Dallas — Millions worldwide identify Lin-Manuel Miranda as the guy who wrote Hamilton. Many are aware that before Hamilton, Miranda wrote another musical, In the Heights. Musicals have a lot of moving parts and someone has to take those creative components and organize them into a cohesive document, a book. For that responsibility, Miranda entrusted American playwright and composer Quiara Alegría Hudes to create the book for In the Heights. In recognition of her work she was nominated for a Tony. The musical went on to win a 2008 Tony for best Broadway musical.

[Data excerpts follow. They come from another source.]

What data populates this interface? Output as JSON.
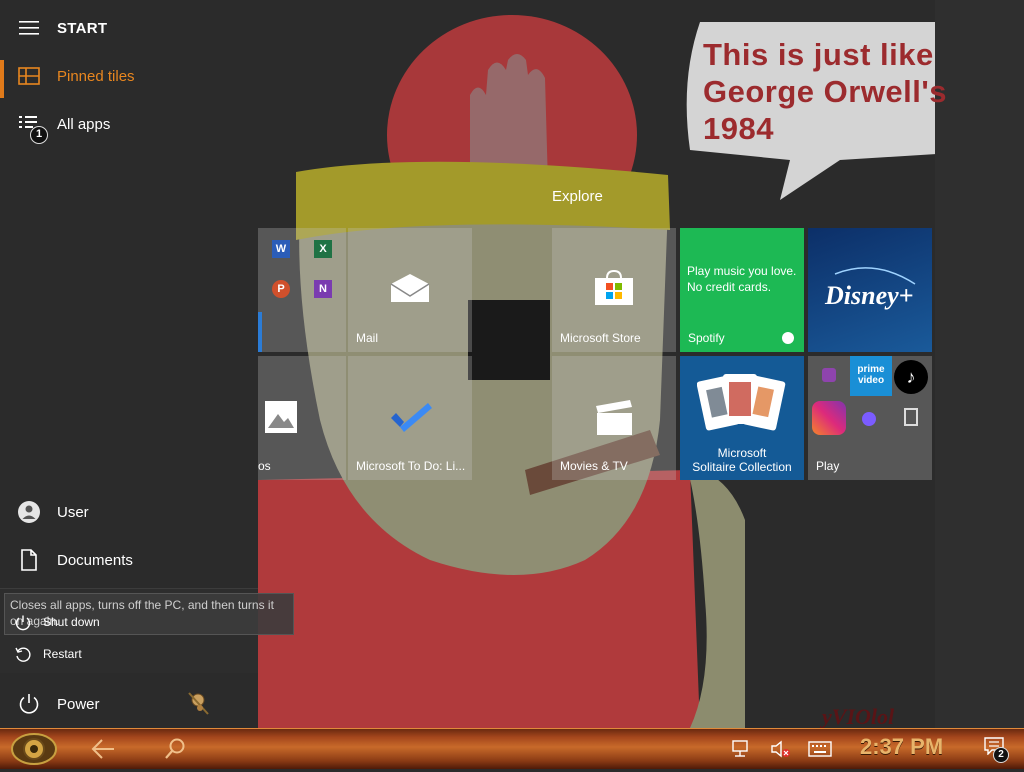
{
  "start_menu": {
    "title": "START",
    "nav": {
      "pinned_tiles": "Pinned tiles",
      "all_apps": "All apps",
      "all_apps_badge": "1"
    },
    "bottom": {
      "user": "User",
      "documents": "Documents",
      "power": "Power"
    },
    "power_menu": {
      "tooltip": "Closes all apps, turns off the PC, and then turns it on again.",
      "shut_down": "Shut down",
      "restart": "Restart"
    }
  },
  "tiles": {
    "group_name": "Explore",
    "mail": "Mail",
    "microsoft_store": "Microsoft Store",
    "spotify": {
      "promo_line1": "Play music you love.",
      "promo_line2": "No credit cards.",
      "label": "Spotify",
      "color": "#1db954"
    },
    "disney": {
      "logo_text": "Disney+",
      "color": "#0d3b73"
    },
    "photos_partial": "os",
    "todo": "Microsoft To Do: Li...",
    "movies": "Movies & TV",
    "solitaire": {
      "label_line1": "Microsoft",
      "label_line2": "Solitaire Collection",
      "color": "#145a96"
    },
    "play": {
      "label": "Play",
      "prime_text": "prime video"
    }
  },
  "wallpaper": {
    "speech_line1": "This is just like",
    "speech_line2": "George Orwell's",
    "speech_line3": "1984",
    "watermark": "yVIOlol"
  },
  "taskbar": {
    "clock": "2:37 PM",
    "notification_count": "2",
    "accent": "#c86a2a"
  }
}
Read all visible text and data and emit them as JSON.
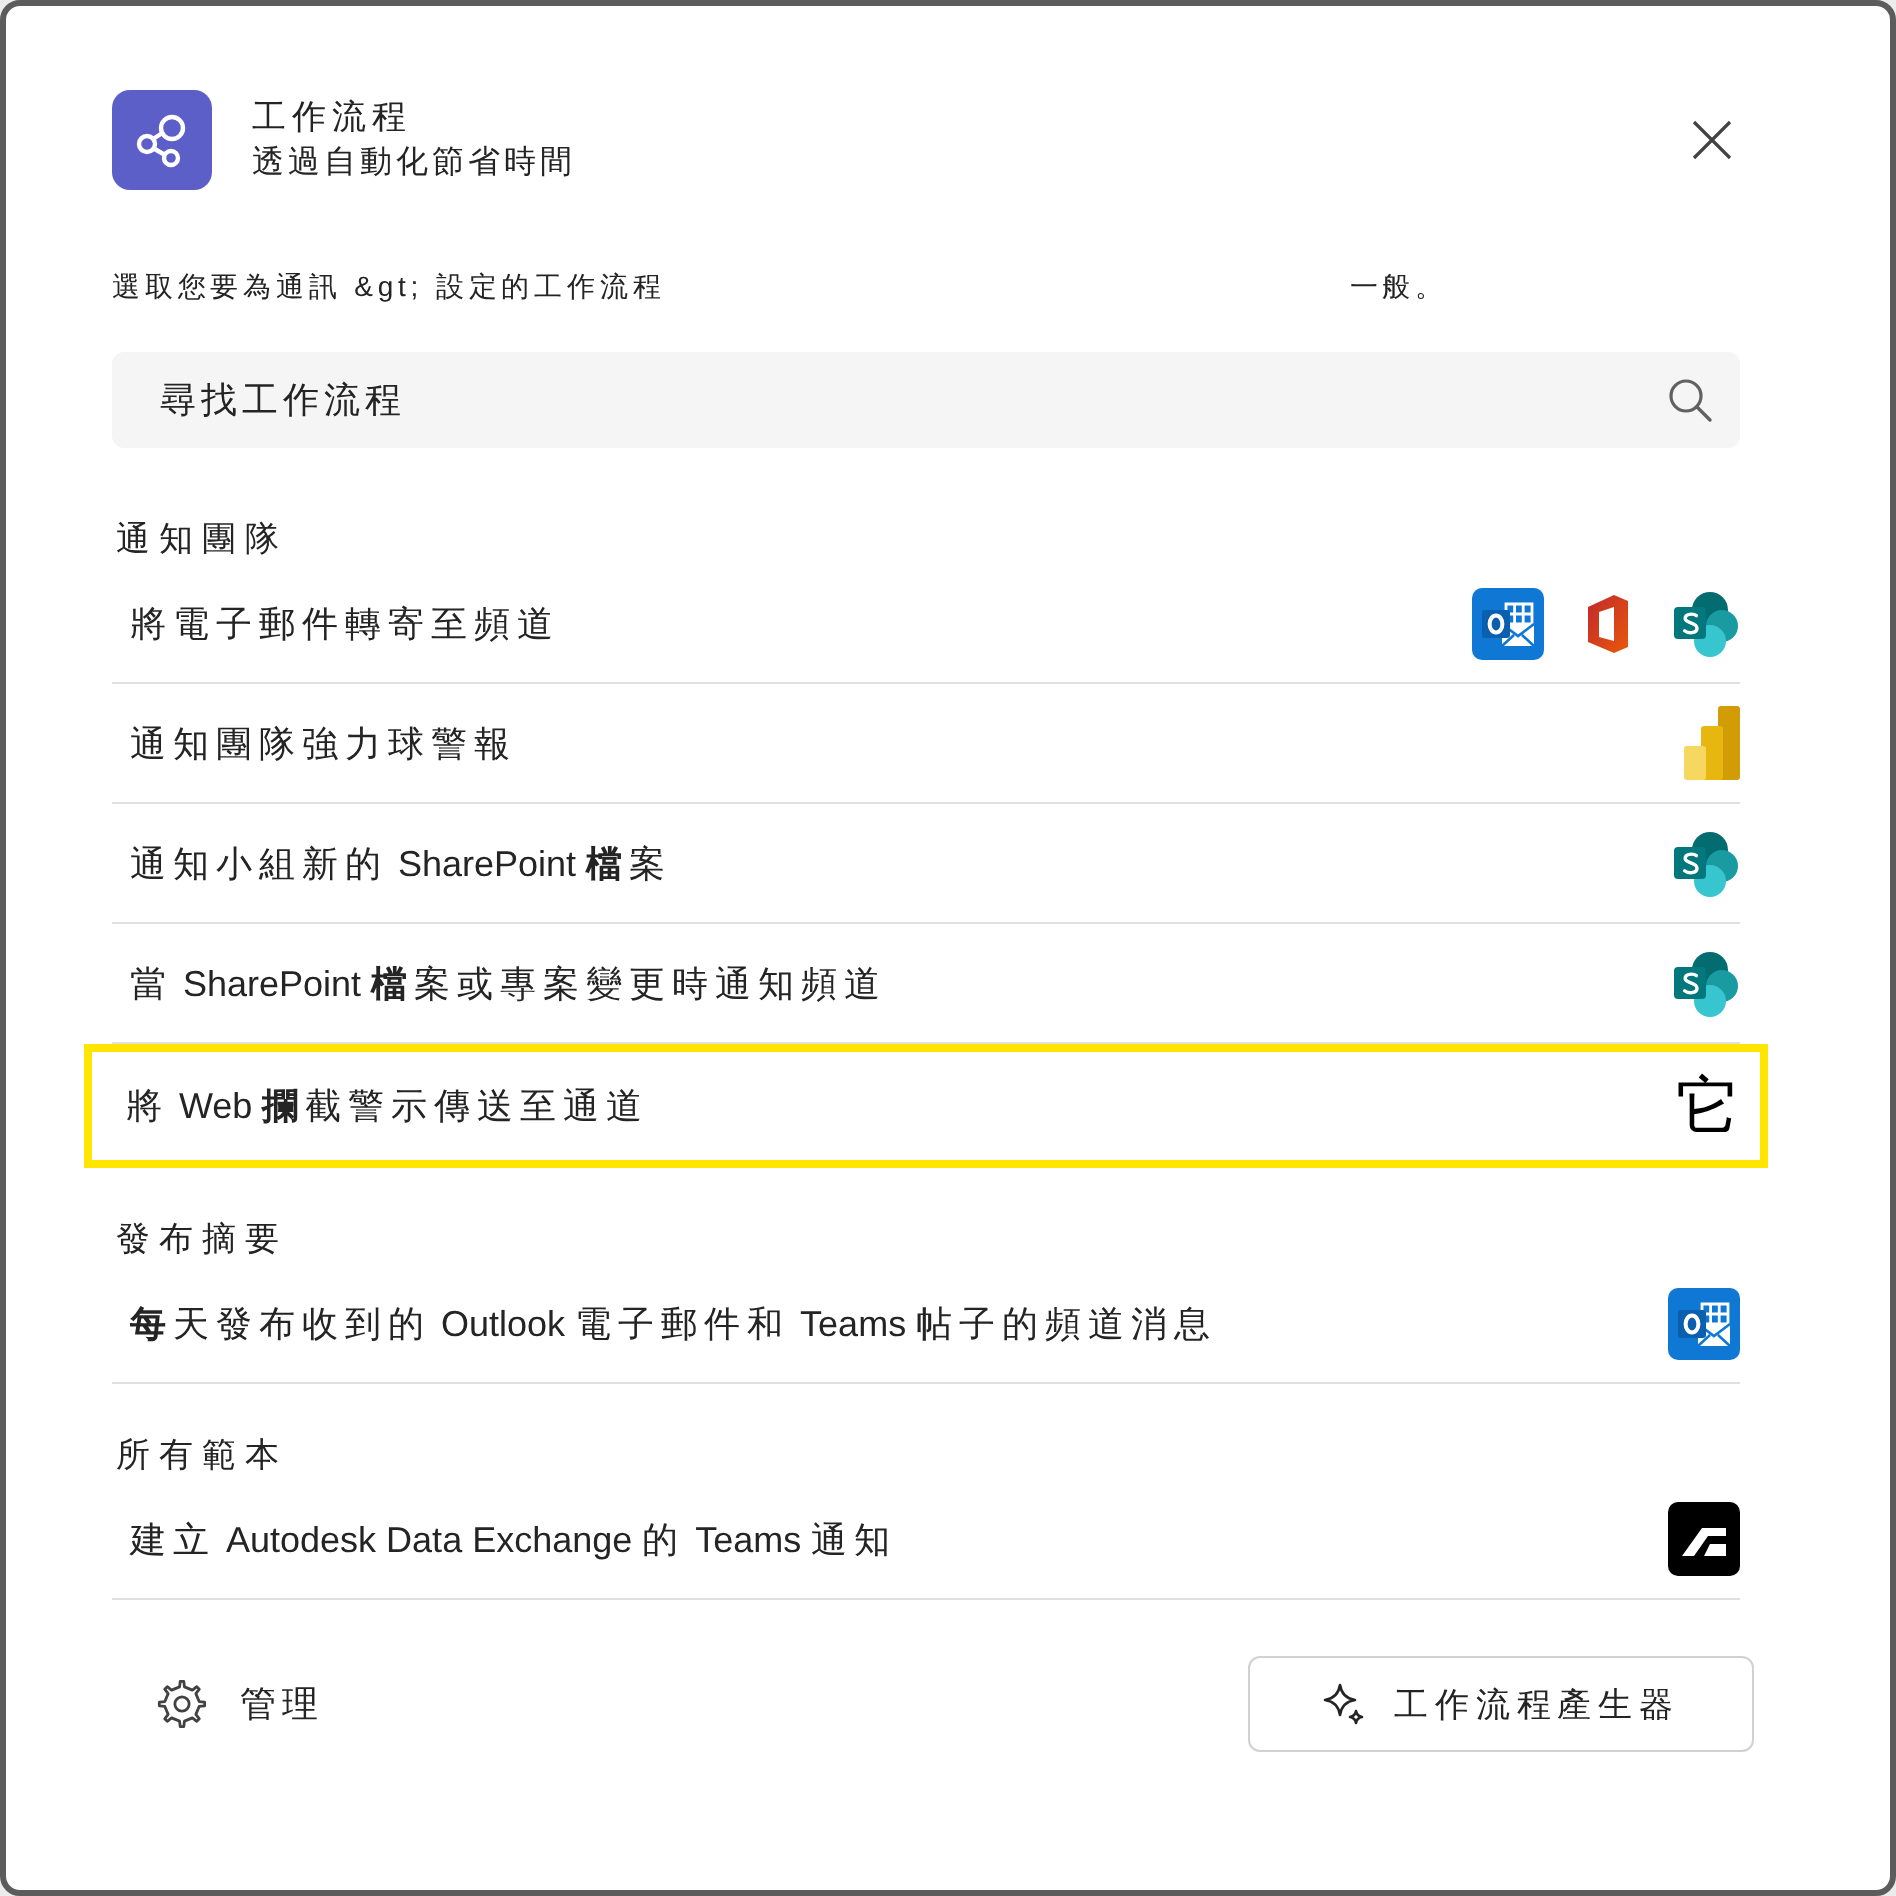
{
  "header": {
    "title": "工作流程",
    "subtitle": "透過自動化節省時間"
  },
  "instruction": [
    "選取您要為通訊 &gt; 設定的工作流程",
    "一般。"
  ],
  "search": {
    "placeholder": "尋找工作流程"
  },
  "sections": [
    {
      "heading": "通知團隊",
      "items": [
        {
          "label": "將電子郵件轉寄至頻道",
          "highlighted": false,
          "icons": [
            {
              "kind": "outlook"
            },
            {
              "kind": "office"
            },
            {
              "kind": "sharepoint"
            }
          ]
        },
        {
          "label": "通知團隊強力球警報",
          "highlighted": false,
          "icons": [
            {
              "kind": "powerbi"
            }
          ]
        },
        {
          "label": "通知小組新的 SharePoint **檔**案",
          "highlighted": false,
          "icons": [
            {
              "kind": "sharepoint"
            }
          ]
        },
        {
          "label": "當 SharePoint **檔**案或專案變更時通知頻道",
          "highlighted": false,
          "icons": [
            {
              "kind": "sharepoint"
            }
          ]
        },
        {
          "label": "將 Web **攔**截警示傳送至通道",
          "highlighted": true,
          "icons": [
            {
              "kind": "glyph",
              "text": "它"
            }
          ]
        }
      ]
    },
    {
      "heading": "發布摘要",
      "items": [
        {
          "label": "**每**天發布收到的 Outlook 電子郵件和 Teams 帖子的頻道消息",
          "highlighted": false,
          "icons": [
            {
              "kind": "outlook"
            }
          ]
        }
      ]
    },
    {
      "heading": "所有範本",
      "items": [
        {
          "label": "建立 Autodesk Data Exchange 的 Teams 通知",
          "highlighted": false,
          "icons": [
            {
              "kind": "autodesk"
            }
          ]
        }
      ]
    }
  ],
  "footer": {
    "manage": "管理",
    "builder_button": "工作流程產生器"
  }
}
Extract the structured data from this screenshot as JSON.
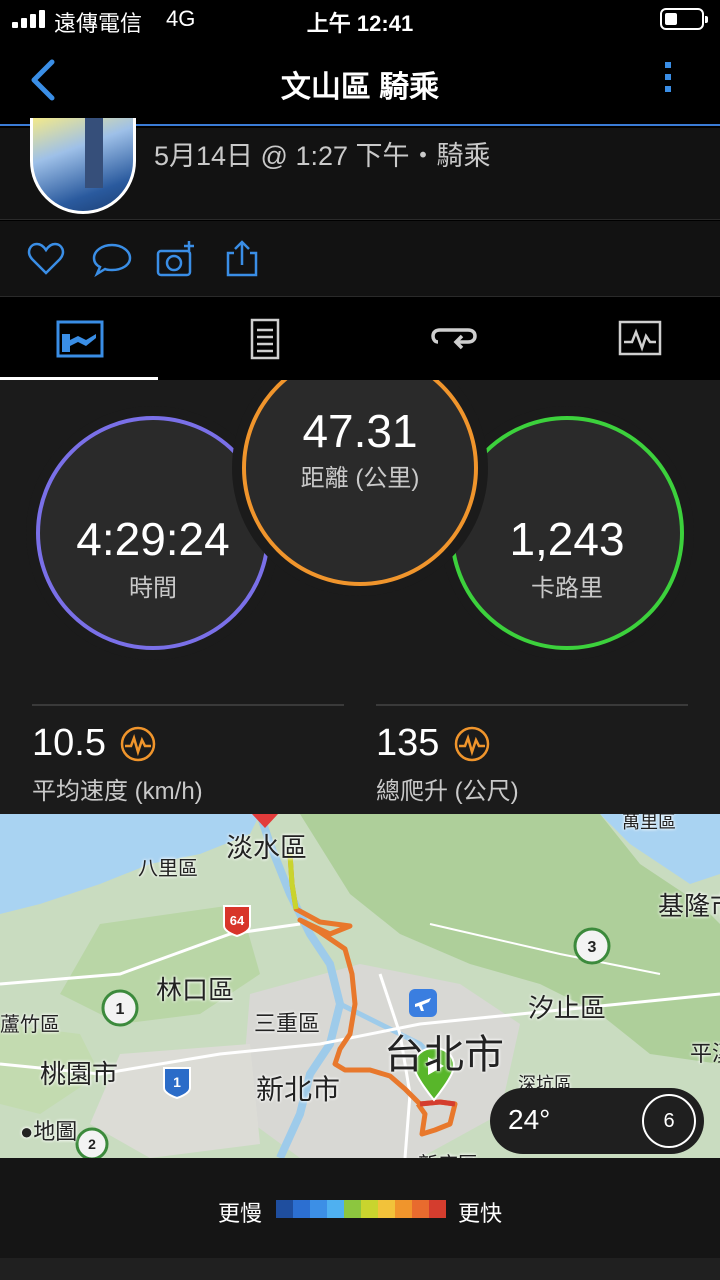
{
  "status_bar": {
    "carrier": "遠傳電信",
    "network": "4G",
    "time": "上午 12:41"
  },
  "nav": {
    "title": "文山區 騎乘"
  },
  "activity": {
    "subtitle": "5月14日 @ 1:27 下午・騎乘"
  },
  "actions": [
    "heart-icon",
    "comment-icon",
    "add-photo-icon",
    "share-icon"
  ],
  "tabs": [
    "summary-tab",
    "details-tab",
    "laps-tab",
    "charts-tab"
  ],
  "stats": {
    "time": {
      "value": "4:29:24",
      "label": "時間"
    },
    "distance": {
      "value": "47.31",
      "label": "距離 (公里)"
    },
    "calories": {
      "value": "1,243",
      "label": "卡路里"
    },
    "avg_speed": {
      "value": "10.5",
      "label": "平均速度 (km/h)"
    },
    "total_ascent": {
      "value": "135",
      "label": "總爬升 (公尺)"
    }
  },
  "map": {
    "places": {
      "tamsui": "淡水區",
      "bali": "八里區",
      "keelung": "基隆市",
      "linkou": "林口區",
      "xizhi": "汐止區",
      "sanchong": "三重區",
      "taipei": "台北市",
      "luzhu": "蘆竹區",
      "taoyuan": "桃園市",
      "new_taipei": "新北市",
      "shenkeng": "深坑區",
      "pingxi": "平溪",
      "wanli": "萬里區",
      "xindian": "新店區"
    },
    "road_signs": {
      "highway64": "64",
      "route1": "1",
      "route3": "3",
      "route1b": "1",
      "route2": "2"
    },
    "attribution": "地圖",
    "weather": {
      "temperature": "24°",
      "wind_speed": "6"
    }
  },
  "legend": {
    "slow": "更慢",
    "fast": "更快",
    "colors": [
      "#1f4e9e",
      "#2c6fd1",
      "#3c8fe6",
      "#4fb0f0",
      "#8cc63f",
      "#c9d42e",
      "#f2c23a",
      "#f0952c",
      "#e86b2e",
      "#d43d2e"
    ]
  },
  "colors": {
    "accent_blue": "#3a8ee6",
    "time_ring": "#7a70e8",
    "distance_ring": "#f0952c",
    "calories_ring": "#3cd13c"
  }
}
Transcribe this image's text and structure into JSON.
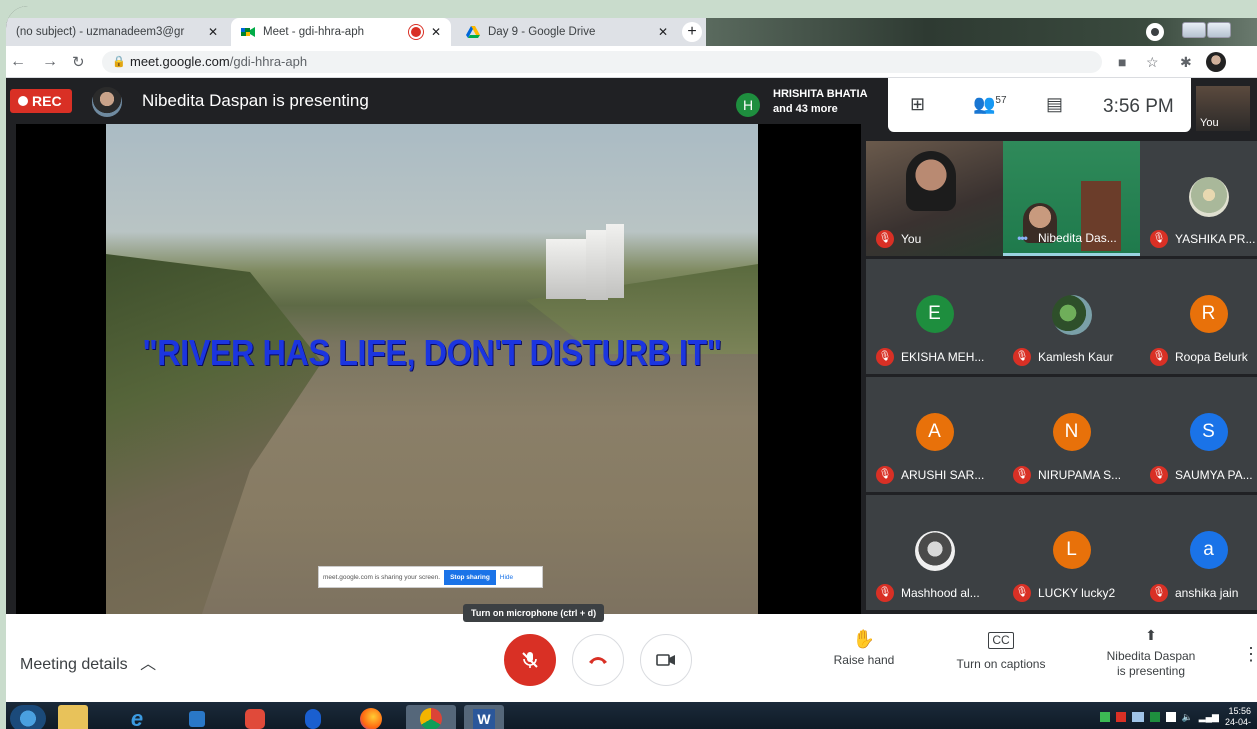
{
  "browser": {
    "tabs": [
      {
        "title": "(no subject) - uzmanadeem3@gr",
        "close": "✕",
        "active": false
      },
      {
        "title": "Meet - gdi-hhra-aph",
        "close": "✕",
        "active": true,
        "recording": true
      },
      {
        "title": "Day 9 - Google Drive",
        "close": "✕",
        "active": false
      }
    ],
    "new_tab": "+",
    "url_host": "meet.google.com",
    "url_path": "/gdi-hhra-aph"
  },
  "meet": {
    "rec_label": "REC",
    "presenting_text": "Nibedita Daspan is presenting",
    "raised_hand": {
      "initial": "H",
      "name": "HRISHITA BHATIA",
      "more": "and 43 more"
    },
    "participant_count": "57",
    "time": "3:56 PM",
    "self_label": "You",
    "slide_quote": "\"RIVER HAS LIFE, DON'T DISTURB IT\"",
    "share_bar": {
      "text": "meet.google.com is sharing your screen.",
      "stop": "Stop sharing",
      "hide": "Hide"
    },
    "tiles": [
      {
        "name": "You",
        "type": "video",
        "muted": true
      },
      {
        "name": "Nibedita Das...",
        "type": "video",
        "muted": false,
        "speaking": true
      },
      {
        "name": "YASHIKA PR...",
        "type": "photo",
        "muted": true
      },
      {
        "name": "EKISHA MEH...",
        "initial": "E",
        "color": "#1e8e3e",
        "muted": true
      },
      {
        "name": "Kamlesh Kaur",
        "type": "photo",
        "muted": true
      },
      {
        "name": "Roopa Belurk",
        "initial": "R",
        "color": "#e8710a",
        "muted": true
      },
      {
        "name": "ARUSHI SAR...",
        "initial": "A",
        "color": "#e8710a",
        "muted": true
      },
      {
        "name": "NIRUPAMA S...",
        "initial": "N",
        "color": "#e8710a",
        "muted": true
      },
      {
        "name": "SAUMYA PA...",
        "initial": "S",
        "color": "#1a73e8",
        "muted": true
      },
      {
        "name": "Mashhood al...",
        "type": "photo",
        "muted": true
      },
      {
        "name": "LUCKY lucky2",
        "initial": "L",
        "color": "#e8710a",
        "muted": true
      },
      {
        "name": "anshika jain",
        "initial": "a",
        "color": "#1a73e8",
        "muted": true
      }
    ],
    "controls": {
      "meeting_details": "Meeting details",
      "tooltip": "Turn on microphone (ctrl + d)",
      "raise_hand": "Raise hand",
      "captions": "Turn on captions",
      "presenting_line1": "Nibedita Daspan",
      "presenting_line2": "is presenting"
    }
  },
  "taskbar": {
    "time": "15:56",
    "date": "24-04-"
  },
  "colors": {
    "rec": "#d93025",
    "accent_green": "#1e8e3e",
    "accent_blue": "#1a73e8"
  }
}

It made sense that Miranda collaborated with Hudes. Her first play, Yemaya’s Belly (2003), had been critically acclaimed and honored through several prestigious awards including the Paula Vogel Award in Playwriting and the Kennedy Center/ACTF Latina Playwriting Award. Her second play, Elliot, a Soldier’s Fugue, was a finalist for the Pulitzer Prize in 2007. She earned the Pulitzer Prize in 2012 for her play Water by the Spoonful. All of this is to say that Hudes is in her own right, a force. It is with pride that Cara Mía Theatre brings Yemaya’s Belly to a studio space in the Latino Cultural Center for its area premiere. Placing it in the hands of director Marisela Barrera was essentially keeping it within the Cara Mía family. Barrera, a current resident of San Antonio, was formerly Artistic Director for Cara Mía.

The story is set in a small farming community in Cuba. Jesus, who later changes his name to Mulo (Omar Padilla), lives with his mother Mami (Frida Espinosa Müller) and father, who we never meet. His world is small. The only other people close to him are his uncle Jelin (Ivan Jasso) and neighbor Tico (Jerrold Trice) and his wife. Jesus has an unusual experience through dance with Yemaya (Tiana Kaye Johnson). In Yoruba lore, Yemaya is queen of the oceans. From her, Jesus receives a feather in a way that suggests the start of his transition into puberty. He is 11.
Jesus’ father is always working, or at least this is how it seems to Jesus, so he spends a lot of time with Jelin and Tico. From Tico he learns how to play dominoes and uncle Jelin introduces him to the world outside his village. Jesus is a boy in in search of adventure. Jelin takes him into town where Jesus has his first refrigerated Coca-Cola and where he befriends a shopkeeper (also played by Müller.) While he and Jelin are in town, word reaches them that a horrible fire is ravaging their home village. They return to ashes and death. Jesus is now a boy in search of a home. He changes his name to Mulo and decides the path to home is across the ocean, traveling with Maya (Johnson) who is probably only 14 or so. The village boy has become an immigrant.
This is an uncluttered production of a fractured story told through magical realism mixed in with a little spirituality. The production is immersed in sounds composed and performed by S-Ankh Rasa. The sounds are not ambient, rather they are as robust as the characters both seen and unseen. Kenneth Verdugo’s set is artistic, a beautiful assemblage of pieces that with Mark Pearson’s lighting and Ryan M. Smith’s costumes clarify place for the audience. Mulo and Maya are delivered to a different land through the belly of Yemaya, the sea.
Padilla and Johnson anchor the story. They are believable as children guided only by the tales and dreams of their people. Padilla whips Jesus abruptly from one emotion to another, from the joy of a cold soda to the whiff of a pretty girl to the anger over a tragic loss. Padilla’s performance reminds the audience of the tenacious curiosity of youth. Johnson wears her characters well, starting with the Yemaya dance at the beginning, choreographed by Michelle Gibson. She finds the right tone as Maya. It is as if Jelin was written for Jasso. Trice and Müller round out context for the story, effectively giving it continuity.
It is possible that one can watch Yemaya’s Belly and not realize it is a story about immigration until the very end. Perhaps that is the playwright’s subtlety—the foreshadowing through dance in her opening cue. Perhaps it is simply that the story of immigration is the story of ordinary people and within that lies its universality. Yemaya’s Belly is about family and friends, traditions and rituals, fantasy and spirituality, and firsts and forevers. It is ultimately about all of the Mulos and Mayas that make up America and their countries of origin—pieces of selves they left behind.